It's a sad and strange feeling to know I can never go back to the house where I was raised. Someone else is living there. Someone else has my room. I find I'm thinking about it constantly.
I hear the sound of dishes clanking, and I'm back in my mothers kitchen setting the table, while she busily prepares lunch. It's Summertime, and Daddy, as well as my brothers have been working all morning under a harsh West Texas sun. There will be discussions about the elections, the war, and those who are not with us, because of the war. There will also be laughter and lighthearted discussions. This is where I heard the term, birth control, for the first time. My sister had a new car with bucket seats, which one of my brothers called birth control seats. That was pretty rough talk in the 60's, and my mother ended it quickly.
The scent of freshly cut grass brings a picture of my dad, hot, exhausted, smoking a cigarette and drinking ice tea from a canning jar. It wouldn't be long before his second wind would have him playing baseball with the boys. How Daddy loved baseball.
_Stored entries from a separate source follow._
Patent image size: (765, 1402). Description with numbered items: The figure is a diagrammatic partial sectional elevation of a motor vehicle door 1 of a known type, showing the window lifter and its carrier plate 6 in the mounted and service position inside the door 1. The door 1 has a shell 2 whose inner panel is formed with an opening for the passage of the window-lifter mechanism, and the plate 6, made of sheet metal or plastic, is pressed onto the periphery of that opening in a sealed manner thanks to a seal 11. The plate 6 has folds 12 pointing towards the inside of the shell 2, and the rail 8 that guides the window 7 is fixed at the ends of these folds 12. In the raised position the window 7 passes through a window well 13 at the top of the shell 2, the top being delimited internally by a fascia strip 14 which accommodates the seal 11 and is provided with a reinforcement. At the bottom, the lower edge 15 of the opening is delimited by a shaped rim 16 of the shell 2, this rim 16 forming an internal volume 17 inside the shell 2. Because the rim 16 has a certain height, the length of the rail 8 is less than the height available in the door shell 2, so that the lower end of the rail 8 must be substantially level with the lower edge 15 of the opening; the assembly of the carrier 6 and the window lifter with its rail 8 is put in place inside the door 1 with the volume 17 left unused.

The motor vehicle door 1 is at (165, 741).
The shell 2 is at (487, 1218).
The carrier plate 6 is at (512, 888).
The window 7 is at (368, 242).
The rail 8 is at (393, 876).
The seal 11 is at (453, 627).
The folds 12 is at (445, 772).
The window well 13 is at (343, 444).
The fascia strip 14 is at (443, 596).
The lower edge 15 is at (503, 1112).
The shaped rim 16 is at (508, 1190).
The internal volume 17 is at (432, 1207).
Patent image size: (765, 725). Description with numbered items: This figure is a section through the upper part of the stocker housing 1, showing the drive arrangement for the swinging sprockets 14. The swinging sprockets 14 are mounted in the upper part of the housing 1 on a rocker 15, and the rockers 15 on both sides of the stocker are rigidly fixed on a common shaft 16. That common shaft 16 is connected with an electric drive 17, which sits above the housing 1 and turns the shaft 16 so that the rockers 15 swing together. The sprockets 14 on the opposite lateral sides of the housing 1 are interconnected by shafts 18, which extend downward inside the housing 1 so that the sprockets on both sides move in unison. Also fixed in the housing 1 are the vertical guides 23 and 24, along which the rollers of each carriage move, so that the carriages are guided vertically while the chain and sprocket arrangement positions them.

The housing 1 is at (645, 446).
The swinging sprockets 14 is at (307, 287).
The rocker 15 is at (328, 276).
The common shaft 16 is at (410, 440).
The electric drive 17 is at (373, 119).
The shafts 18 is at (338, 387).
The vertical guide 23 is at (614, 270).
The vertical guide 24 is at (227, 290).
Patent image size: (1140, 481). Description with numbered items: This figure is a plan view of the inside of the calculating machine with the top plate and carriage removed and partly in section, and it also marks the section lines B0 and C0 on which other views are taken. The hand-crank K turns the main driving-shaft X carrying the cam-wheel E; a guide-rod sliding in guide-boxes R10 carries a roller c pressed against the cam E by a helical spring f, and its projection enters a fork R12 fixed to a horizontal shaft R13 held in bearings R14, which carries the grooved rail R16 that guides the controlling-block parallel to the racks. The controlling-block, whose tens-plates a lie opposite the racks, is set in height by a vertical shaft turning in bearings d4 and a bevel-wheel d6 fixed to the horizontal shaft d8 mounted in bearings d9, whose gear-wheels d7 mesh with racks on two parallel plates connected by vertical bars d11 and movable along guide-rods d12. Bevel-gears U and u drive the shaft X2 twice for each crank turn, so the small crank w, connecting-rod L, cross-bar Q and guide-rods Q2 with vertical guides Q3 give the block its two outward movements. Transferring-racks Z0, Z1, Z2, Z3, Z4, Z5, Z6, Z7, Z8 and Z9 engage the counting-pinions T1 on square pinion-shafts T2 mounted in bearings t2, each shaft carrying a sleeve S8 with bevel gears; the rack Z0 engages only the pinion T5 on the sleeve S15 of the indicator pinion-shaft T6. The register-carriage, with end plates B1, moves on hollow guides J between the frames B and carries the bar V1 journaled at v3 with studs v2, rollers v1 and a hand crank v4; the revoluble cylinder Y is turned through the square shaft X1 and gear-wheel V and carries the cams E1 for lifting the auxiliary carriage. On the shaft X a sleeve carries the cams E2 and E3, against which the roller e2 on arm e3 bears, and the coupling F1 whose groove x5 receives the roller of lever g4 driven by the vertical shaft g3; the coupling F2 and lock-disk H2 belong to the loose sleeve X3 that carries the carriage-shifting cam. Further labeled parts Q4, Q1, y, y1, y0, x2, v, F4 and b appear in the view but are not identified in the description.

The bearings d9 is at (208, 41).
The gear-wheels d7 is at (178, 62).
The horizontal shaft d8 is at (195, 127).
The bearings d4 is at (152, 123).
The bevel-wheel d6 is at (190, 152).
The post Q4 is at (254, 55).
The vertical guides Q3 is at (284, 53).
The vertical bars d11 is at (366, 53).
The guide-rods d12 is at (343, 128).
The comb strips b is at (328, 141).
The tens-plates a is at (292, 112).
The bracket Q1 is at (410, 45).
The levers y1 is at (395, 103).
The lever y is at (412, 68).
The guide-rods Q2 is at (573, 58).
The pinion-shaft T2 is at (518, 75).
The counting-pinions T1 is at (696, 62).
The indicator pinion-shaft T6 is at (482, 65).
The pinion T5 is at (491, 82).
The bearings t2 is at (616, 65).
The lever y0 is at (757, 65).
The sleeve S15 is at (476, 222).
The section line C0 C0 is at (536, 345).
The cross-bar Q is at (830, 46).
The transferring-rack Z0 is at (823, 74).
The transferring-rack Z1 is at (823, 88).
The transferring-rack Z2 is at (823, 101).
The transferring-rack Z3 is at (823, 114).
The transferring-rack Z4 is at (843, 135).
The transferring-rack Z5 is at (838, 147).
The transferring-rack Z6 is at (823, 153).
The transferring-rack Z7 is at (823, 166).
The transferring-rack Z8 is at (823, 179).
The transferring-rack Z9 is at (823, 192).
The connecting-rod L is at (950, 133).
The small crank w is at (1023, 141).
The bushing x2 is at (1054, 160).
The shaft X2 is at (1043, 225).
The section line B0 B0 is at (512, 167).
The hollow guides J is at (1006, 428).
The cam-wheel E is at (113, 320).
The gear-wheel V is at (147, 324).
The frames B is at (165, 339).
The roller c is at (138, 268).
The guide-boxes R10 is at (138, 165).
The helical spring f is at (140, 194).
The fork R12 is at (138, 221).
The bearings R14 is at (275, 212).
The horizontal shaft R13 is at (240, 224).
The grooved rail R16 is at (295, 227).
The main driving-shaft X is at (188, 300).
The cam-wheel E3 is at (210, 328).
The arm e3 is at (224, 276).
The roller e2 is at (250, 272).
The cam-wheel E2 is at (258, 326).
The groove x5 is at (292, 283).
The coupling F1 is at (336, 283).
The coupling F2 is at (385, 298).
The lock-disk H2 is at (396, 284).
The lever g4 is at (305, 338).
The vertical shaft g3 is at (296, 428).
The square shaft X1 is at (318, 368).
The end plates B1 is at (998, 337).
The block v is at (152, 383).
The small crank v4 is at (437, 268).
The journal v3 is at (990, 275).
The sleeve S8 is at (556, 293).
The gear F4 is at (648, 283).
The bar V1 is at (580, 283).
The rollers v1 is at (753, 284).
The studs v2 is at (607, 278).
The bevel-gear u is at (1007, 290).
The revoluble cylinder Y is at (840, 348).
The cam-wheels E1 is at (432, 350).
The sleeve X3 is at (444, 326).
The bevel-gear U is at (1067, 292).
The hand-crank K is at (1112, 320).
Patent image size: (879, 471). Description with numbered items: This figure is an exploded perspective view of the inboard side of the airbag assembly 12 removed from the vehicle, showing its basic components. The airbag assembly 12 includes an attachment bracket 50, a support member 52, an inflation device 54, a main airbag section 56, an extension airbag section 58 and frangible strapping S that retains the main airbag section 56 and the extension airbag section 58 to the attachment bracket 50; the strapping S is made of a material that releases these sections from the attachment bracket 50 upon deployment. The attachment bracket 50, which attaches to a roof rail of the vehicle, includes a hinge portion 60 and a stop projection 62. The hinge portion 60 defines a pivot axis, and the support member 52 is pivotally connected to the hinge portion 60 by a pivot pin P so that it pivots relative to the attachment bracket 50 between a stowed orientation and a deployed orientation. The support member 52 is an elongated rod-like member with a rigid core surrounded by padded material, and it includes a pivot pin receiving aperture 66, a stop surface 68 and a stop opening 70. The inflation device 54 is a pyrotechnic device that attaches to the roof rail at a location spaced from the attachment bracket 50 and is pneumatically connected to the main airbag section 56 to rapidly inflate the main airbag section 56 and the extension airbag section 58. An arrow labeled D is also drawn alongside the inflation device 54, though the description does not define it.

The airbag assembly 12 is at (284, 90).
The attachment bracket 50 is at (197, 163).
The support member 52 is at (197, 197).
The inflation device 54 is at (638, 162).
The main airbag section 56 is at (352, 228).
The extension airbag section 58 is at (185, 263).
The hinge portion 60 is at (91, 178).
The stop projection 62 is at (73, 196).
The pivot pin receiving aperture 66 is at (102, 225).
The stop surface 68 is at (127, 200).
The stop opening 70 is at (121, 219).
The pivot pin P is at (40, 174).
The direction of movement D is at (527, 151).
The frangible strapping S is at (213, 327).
We slept through hot Summer nights with all the doors and windows open, trying to find a breeze. Mom said a person would be crazy to break into a house so full of people, so I was never afraid. Most nights, after everyone had gone to bed and the house was quiet, I could hear my dads radio playing some faraway baseball game. It was AM radio, of course, and so static filled, I could barely understand what the announcer was saying. Still, it calmed me.
Someone else is living in my parents house. Someone else will benefit from the hard work of planting and cultivating a peach orchard. Another family will see their kids and grand kids grow up under those trees. I hope they will know how fortunate they are to live in a home built with so much love.